A questão da liberdade religiosa nestes Estados, bem como da confessionalidade do Estado, acabam por ser mais complexos do que se julga, uma vez que os pressupostos culturais desses Estados são substancialmente diferentes dos quadros conceptuais em que se formaram os Estados europeus.

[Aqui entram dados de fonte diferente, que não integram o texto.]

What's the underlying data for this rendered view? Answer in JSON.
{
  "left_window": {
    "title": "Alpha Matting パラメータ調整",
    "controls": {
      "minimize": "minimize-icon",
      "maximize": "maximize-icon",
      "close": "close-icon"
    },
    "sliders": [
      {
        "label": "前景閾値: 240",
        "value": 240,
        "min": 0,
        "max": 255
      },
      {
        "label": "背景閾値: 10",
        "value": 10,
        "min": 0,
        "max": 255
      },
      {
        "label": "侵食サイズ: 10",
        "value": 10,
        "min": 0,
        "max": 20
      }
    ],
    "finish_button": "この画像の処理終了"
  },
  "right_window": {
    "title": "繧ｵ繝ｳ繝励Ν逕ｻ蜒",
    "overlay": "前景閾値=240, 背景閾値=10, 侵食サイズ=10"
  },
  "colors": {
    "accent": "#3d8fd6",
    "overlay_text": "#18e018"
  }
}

Não se pode ainda esquecer daquilo que sucede nalguns dos Estados mais avançados da Europa e cuja democraticidade do respectivo sistema político não oferece dúvidas a ninguém, sendo de referir, na Europa comunitária, os seguintes exemplos:

  • no Reino Unido, além de o monarca dever pertencer à Igreja Anglicana, a Câmara dos Lordes integra arcebispos e bispos daquela confissão religiosa, sendo os respectivos clérigos inclusivamente nomeados pelo monarca;
  • na Dinamarca, o art. 4º da Constituição afirma que “A Igreja Evangélica Luterana é a Igreja nacional dinamarquesa e goza, como tal, do apoio do Estado” e o respectivo art. 6º diz ainda que o “... Rei deve pertencer à Igreja Evangélica Luterana”;
  • na Finlândia, o art. 83 da Constituição dispõe que “A legislação eclesiástica estabelecerá a organização e a administração da Igreja Evangélica Luterana”;
  • na Grécia, o art. 4º da Constituição prescreve que “A religião dominante na Grécia é a da Igreja Ortodoxa Oriental de Cristo”, dizendo-se também nesse mesmo preceito que “O texto das Sagradas Escrituras é inalterável” e que “É proibida a sua tradução oficial para outra forma de linguagem sem a aprovação da Igreja Autocéfala da Grécia e da Grande Igreja Cristã de Constantinopla”, tudo isto sem falar do regime de imunidade soberana do Monte Athos, que tem um estatuto de impenetrabilidade do poder estadual, reconhecido pelo art. 105º da Constituição da Grécia.
É evidente que nestes Estados - ou noutros Estados com este idêntico problema - a afirmação de certa religião como oficial não está associada a qualquer monismo religioso, visto que a liberdade de religião e de consciência existe e é livremente praticada.

Mas não deixa de ser estranha a conivência destes Estados avançados do 1º Mundo com uma única religião, que por vezes já nem sequer é a sociologicamente dominante, numa condenável mistura entre o factor religioso e o factor político.